Un mese di proteste e 1.680 arresti. Il bilancio delle mobilitazioni in Tunisia traduce solo in parte quello che è avvenuto nelle scorse settimane.

Dietro ai numeri ci sono le storie di giovani e giovanissimi, in molti casi minorenni, fermati dalla polizia per aver partecipato alle manifestazioni di piazza, postato critiche e denunce sui social network o, più semplicemente, per essersi trovati nel posto sbagliato al momento sbagliato.

Come nel caso di Outail Chedly, studente universitario di 21 anni arrestato il 17 gennaio scorso mentre si recava in farmacia dopo l’orario di coprifuoco a Mourouj 4, venti minuti di macchina dal centro di Tunisi.

«Nel nostro quartiere ci sono state delle proteste ma nessun saccheggio. Mio fratello è stato fermato dalla polizia a 300 metri da casa, era uscito per comprare delle medicine per nostra madre», è il racconto di Adem Chedly, fratello maggiore di Outail.

Nell’espressione di Adem e della madre Wafa Chedly si può leggere tutta la sofferenza di chi non riesce a farsi una ragione. Nella loro casa su due piani alla prima periferia della capitale aleggia un senso di vuoto e mancanza dettato dall’arresto di Outail, condannato a un anno e sei mesi di carcere per saccheggio e violenza.

Wafa non riesce a trattenere le lacrime mentre osserva la foto di suo figlio. Da quando è uscito di casa il 17 gennaio, la stanza del giovane studente di economia non è stata toccata da nessuno; la chitarra appoggiata al muro e i guanti da boxe sulla scrivania di fianco al cellulare sono gli elementi che riportano alla quotidianità sconvolta della famiglia Chedly.

«Mio fratello non si interessa di politica, suona e legge libri e non c’entra nulla con le proteste. Quest’anno si dovrebbe laureare e ha dovuto svolgere degli esami nella prigione di Mornaguia. Outail non sa neanche di cosa è stato accusato, non ha mai letto il verbale e non ha mai incontrato l’avvocato che ci sta seguendo nel caso».

Le proteste in Tunisia, figlie di un malessere collettivo che va avanti da anni, sono iniziate il 15 gennaio scorso, nei giorni del decimo anniversario della Rivoluzione della libertà e della dignità che ha portato alla fuga l’ex presidente autoritario Zine El-Abidine Ben Ali.

Scoppiate in tutto il paese per chiedere maggiori diritti sociali ed economici, le manifestazioni si sono presto trasformate in rivendicazioni per chiedere il rilascio di chi è stato arrestato in maniera arbitraria dalla polizia.

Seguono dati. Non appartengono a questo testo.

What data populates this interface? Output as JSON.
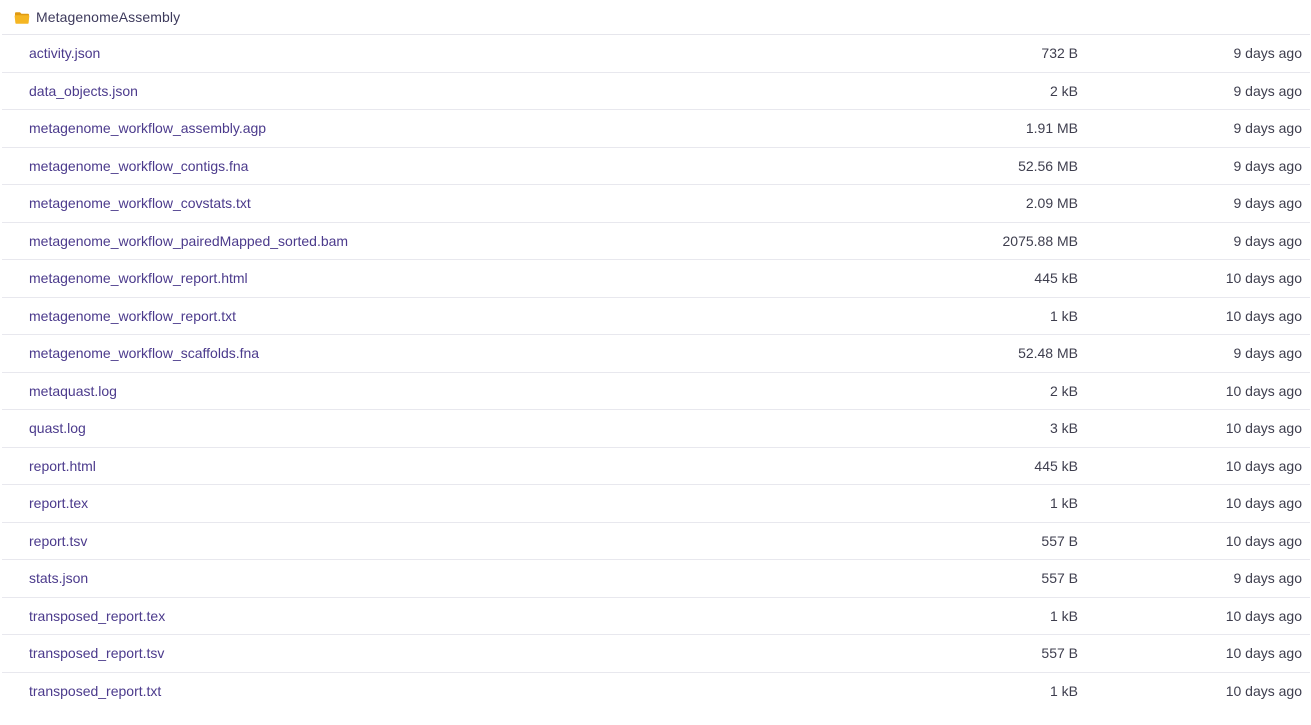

Diverse organizzazioni della società civile, tra cui la Lega tunisina dei diritti dell’uomo (Ltdh), hanno denunciato le pratiche delle forze dell’ordine nel contrastare le mobilitazioni.

«Abbiamo registrato condanne che vanno dall’anno e mezzo a più di 4 anni per avere infranto la legge sullo stato di emergenza. Tuttavia queste sentenze e quelle al momento dell’arresto sono dei copia e incolla, mancano le garanzie legali minime», è il commento di Noura Sdousi, esponente dell’Ltdh.

La grande e isolata prigione bianca di Mornag, nascosta nella campagna fuori Tunisi, è uno dei luoghi simbolo della fase successiva alle proteste.

Qui sono finiti molti giovani della capitale condannati in primo grado e ora in attesa dell’appello, tra cui il figlio della medica Louhichi Boutaina: «Mio figlio è rimasto a Mornag 15 giorni per avere pubblicato dei post sui social network. Per lavoro ho avuto modo di visitare le carceri. Conosco le violenze verbali e fisiche che hanno subito gli arrestati. Per violenze fisiche intendo pestaggi, alcuni nella fase di fermo sono stati toccati nelle parti intime. Stiamo cercando questi giovani per presentare una denuncia formale».

Anche Outail Chedly ha detto di essere stato schiaffeggiato nella macchina della polizia e di avere assistito al lancio di gas nelle celle per costringere i giovani arrestati a firmare i verbali in cui ammettevano le violenze.

La prima volta che la famiglia Chedly ha deciso di prendere parte alle manifestazioni è stata il 26 gennaio di fronte al parlamento tunisino, nove giorni dopo l’arresto di Outail. Una coscienza politica nata e dettata da una forte necessità, come afferma Adem: «Adesso bisogna continuare a manifestare per cambiare la situazione della Tunisia perché stiamo tornando indietro. Dobbiamo lottare e muoverci».